If the organizer had bribed the King of Tonga to "renounce" Tonga's claim...


But, I think you'd need SOME people actually living there.
 

SunDeep

Banned
I'm kind of skeptical they'd survive even without outside intervention. I mean, just going by the description in the wiki, this sounds like it was basically a pile of rocks with a flag, not somewhere someone could actually, you know, live.

Sure, they wouldn't have been able to support themselves (no more so than Monaco, Luxembourg or Macau) but that's not really an obstacle by the time you get to the seventies. And so long as you have regular supplies coming in from outside, the climate's hospitable enough. If the shipwrecked crew of a vessel that was constructed back the 1900's could survive for three months and make it back to Fiji (back when the atolls were still submerged), you'd assume that millions of dollars of investment in infrastructure would make the islands 'liveable'. And you only need a token population to support a tax haven, or an offshore gambling economy.
 

TFSmith121

Banned
The problem with the "create a microstate" concept is:

the competition.

Between the former Soviet Union, Southwest Asia, and Africa, there are plenty of microstate possibilities that don't even raise the (extremely) limited level of scrutiny found in various currently existing European, Caribbean, and Central American banking havens.

Anyone who has serious amounts of money to launder or otherwise shield has plenty of places to park it, and the gaming industry is perfectly happy doing business in its chosen microstates...

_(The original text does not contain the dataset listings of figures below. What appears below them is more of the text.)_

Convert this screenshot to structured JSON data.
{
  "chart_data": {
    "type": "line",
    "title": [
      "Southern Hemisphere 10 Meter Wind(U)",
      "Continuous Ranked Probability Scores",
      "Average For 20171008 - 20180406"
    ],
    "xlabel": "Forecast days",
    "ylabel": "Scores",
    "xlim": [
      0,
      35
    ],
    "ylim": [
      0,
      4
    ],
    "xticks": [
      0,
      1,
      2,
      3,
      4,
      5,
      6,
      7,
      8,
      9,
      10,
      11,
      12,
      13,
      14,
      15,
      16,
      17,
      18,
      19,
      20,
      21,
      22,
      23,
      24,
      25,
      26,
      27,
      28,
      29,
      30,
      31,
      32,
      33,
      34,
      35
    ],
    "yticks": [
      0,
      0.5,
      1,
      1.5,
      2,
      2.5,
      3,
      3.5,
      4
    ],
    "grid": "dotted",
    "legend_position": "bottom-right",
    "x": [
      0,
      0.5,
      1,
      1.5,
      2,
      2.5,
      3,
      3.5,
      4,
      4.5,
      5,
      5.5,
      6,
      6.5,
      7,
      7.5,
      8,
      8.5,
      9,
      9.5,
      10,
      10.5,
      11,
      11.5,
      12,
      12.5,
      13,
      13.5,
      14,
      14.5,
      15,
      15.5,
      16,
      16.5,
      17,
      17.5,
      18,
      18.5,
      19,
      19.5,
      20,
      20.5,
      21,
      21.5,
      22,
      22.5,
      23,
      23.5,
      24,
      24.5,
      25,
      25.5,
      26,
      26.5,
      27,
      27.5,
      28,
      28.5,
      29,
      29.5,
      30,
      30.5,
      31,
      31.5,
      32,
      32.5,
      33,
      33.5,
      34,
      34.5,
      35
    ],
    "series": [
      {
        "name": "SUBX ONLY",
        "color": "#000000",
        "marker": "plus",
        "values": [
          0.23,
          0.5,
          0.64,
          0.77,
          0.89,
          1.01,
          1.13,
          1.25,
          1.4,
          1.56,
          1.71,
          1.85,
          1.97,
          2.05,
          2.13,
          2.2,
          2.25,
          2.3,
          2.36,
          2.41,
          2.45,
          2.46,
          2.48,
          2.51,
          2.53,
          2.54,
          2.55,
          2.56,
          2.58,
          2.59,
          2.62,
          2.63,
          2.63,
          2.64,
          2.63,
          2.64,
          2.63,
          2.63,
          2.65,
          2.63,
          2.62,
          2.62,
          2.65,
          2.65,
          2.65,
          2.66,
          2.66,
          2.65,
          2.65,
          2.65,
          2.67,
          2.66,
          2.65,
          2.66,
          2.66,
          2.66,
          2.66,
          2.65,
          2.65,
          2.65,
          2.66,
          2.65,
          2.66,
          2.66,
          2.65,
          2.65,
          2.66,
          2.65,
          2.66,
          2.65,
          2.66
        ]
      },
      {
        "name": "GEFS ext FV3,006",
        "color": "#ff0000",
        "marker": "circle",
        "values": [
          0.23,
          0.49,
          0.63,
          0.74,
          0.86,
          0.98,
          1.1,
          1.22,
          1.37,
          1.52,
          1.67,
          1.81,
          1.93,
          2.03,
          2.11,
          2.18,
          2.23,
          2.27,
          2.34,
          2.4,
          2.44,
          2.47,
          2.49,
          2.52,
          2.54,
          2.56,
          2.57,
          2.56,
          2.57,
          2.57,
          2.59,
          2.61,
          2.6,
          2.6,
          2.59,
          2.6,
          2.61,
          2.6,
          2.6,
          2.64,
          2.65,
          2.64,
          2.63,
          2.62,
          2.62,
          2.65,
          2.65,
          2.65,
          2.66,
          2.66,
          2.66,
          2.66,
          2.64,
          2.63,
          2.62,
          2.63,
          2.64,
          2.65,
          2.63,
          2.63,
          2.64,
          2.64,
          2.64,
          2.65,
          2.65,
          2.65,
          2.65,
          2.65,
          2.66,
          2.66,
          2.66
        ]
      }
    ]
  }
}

The Republic of Lavanderia already exisits, in multiple locations.

Best,
 
Maybe this is just my bias talking, but I doubt it'd get recognised by anyone. Hell, if no countries can bring themselves to recognise Somaliland...
IIRC that's got more to do with the whole sanctity of borders/people not liking the idea of parts of countries breaking away, an entirely new country on unclaimed land could potentially sidestep those issues. The big trouble is going to be getting the US and other permanent members of the UN Security Council to recognise them, without that they're going to be locked out of most of the global economy and international diplomatic relations.